De ahí que las evaluaciones oficiales de nuestra situación económica y social actual sean invariablemente positivas. Comparada con 2002, la Argentina de hoy es simplemente espléndida. Pero no si la comparamos con la primera mitad de los años noventa, porque sigue todavía muy lejos de ella. Si fuéramos racionales, diríamos que sólo estamos a mitad de camino entre la cima de la primera mitad de los años noventa y el pozo de 2002. Sería por lo tanto un resultado aún insatisfactorio.

Se ha acusado al Gobierno de una memoria parcial sobre los años setenta. Más sutil pero igualmente grave es que también olvide la superación de los años ochenta en la primera parte de los años noventa, porque esa superación se logró mediante la masiva corriente de inversiones cuya falta se vuelve a sentir ahora. El desempleo ha dejado de bajar. Se nota un "amesetamiento" de la actividad económica. Por eso es que la primera parte de los años noventa nos sigue quedando lejos.

Lo correcto sería no albergar una, sino dos memorias de los años noventa. Como la demonización de la primera parte lo prohíbe, Kirchner deja de tener en vista que, para no retroceder a los años ochenta, necesitará crear otra vez un ambiente favorable a las grandes inversiones.

No es que debamos eximir a Menem de su gravísima responsabilidad. Su gran pecado, empero, no fue lanzar el extraordinario crecimiento de los años noventa, sino falsificarlo a partir de la segunda presidencia por concebir el capricho de una tercera. Esta es su verdadera culpa. Pero la necesidad política de echarle la culpa de todo lo que nos pasó oscurece la visión de nuestro pasado. Quemémoslo igual en la hoguera del enojo colectivo, pero sin perder de vista que en 1995 el país crecía con tal ímpetu que la mayoría de los argentinos lo reeligió.

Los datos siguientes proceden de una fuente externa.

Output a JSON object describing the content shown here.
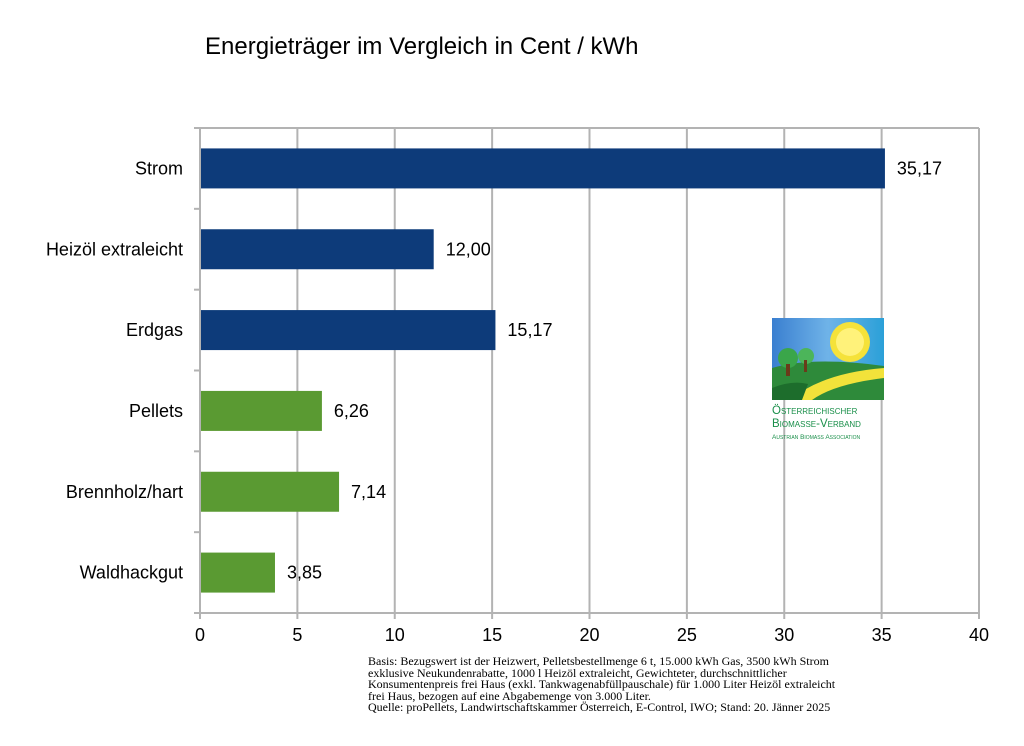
{
  "chart_data": {
    "type": "bar",
    "orientation": "horizontal",
    "title": "Energieträger im Vergleich in Cent / kWh",
    "categories": [
      "Strom",
      "Heizöl extraleicht",
      "Erdgas",
      "Pellets",
      "Brennholz/hart",
      "Waldhackgut"
    ],
    "values": [
      35.17,
      12.0,
      15.17,
      6.26,
      7.14,
      3.85
    ],
    "value_labels": [
      "35,17",
      "12,00",
      "15,17",
      "6,26",
      "7,14",
      "3,85"
    ],
    "bar_colors": [
      "#0d3b7a",
      "#0d3b7a",
      "#0d3b7a",
      "#5a9a32",
      "#5a9a32",
      "#5a9a32"
    ],
    "xlim": [
      0,
      40
    ],
    "xticks": [
      0,
      5,
      10,
      15,
      20,
      25,
      30,
      35,
      40
    ],
    "xlabel": "",
    "ylabel": "",
    "grid": "vertical"
  },
  "logo": {
    "line1": "Österreichischer",
    "line2": "Biomasse-Verband",
    "line3": "Austrian Biomass Association"
  },
  "footnote": {
    "lines": [
      "Basis: Bezugswert ist der Heizwert, Pelletsbestellmenge 6 t, 15.000 kWh Gas, 3500 kWh Strom",
      "exklusive Neukundenrabatte, 1000 l Heizöl extraleicht, Gewichteter, durchschnittlicher",
      "Konsumentenpreis frei Haus (exkl. Tankwagenabfüllpauschale) für 1.000 Liter Heizöl extraleicht",
      "frei Haus, bezogen auf eine Abgabemenge von 3.000 Liter.",
      "Quelle: proPellets, Landwirtschaftskammer Österreich, E-Control, IWO; Stand: 20. Jänner 2025"
    ]
  }
}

Para evaluar dónde estamos, hace falta recordar todos nuestros traumas. Si sólo recordamos al del medio, la gran recesión de 2001-2002, ignorando el que había venido antes, la ausencia en los años ochenta de las grandes inversiones que nos vuelven a faltar, y lo que vino después, la creciente inseguridad que nos acongoja, padeceremos de amnesia distorsiva. Al parecer, el Gobierno está tomando en cuenta la última de estas memorias. Ojalá profundice su aprendizaje en torno de ella. Para completarlo, también debería reconocer que sin reconciliarse con la primera parte de los años noventa no tendrá empleo ni crecimiento. Pero las anteojeras ideológicas bloquean esta parte vital de su memoria. El día en que Kirchner las supere, podremos decir, con inmensa satisfacción, que la Argentina reencontró la senda del progreso hacia ese horizonte de plenitud que todavía le queda tan lejos.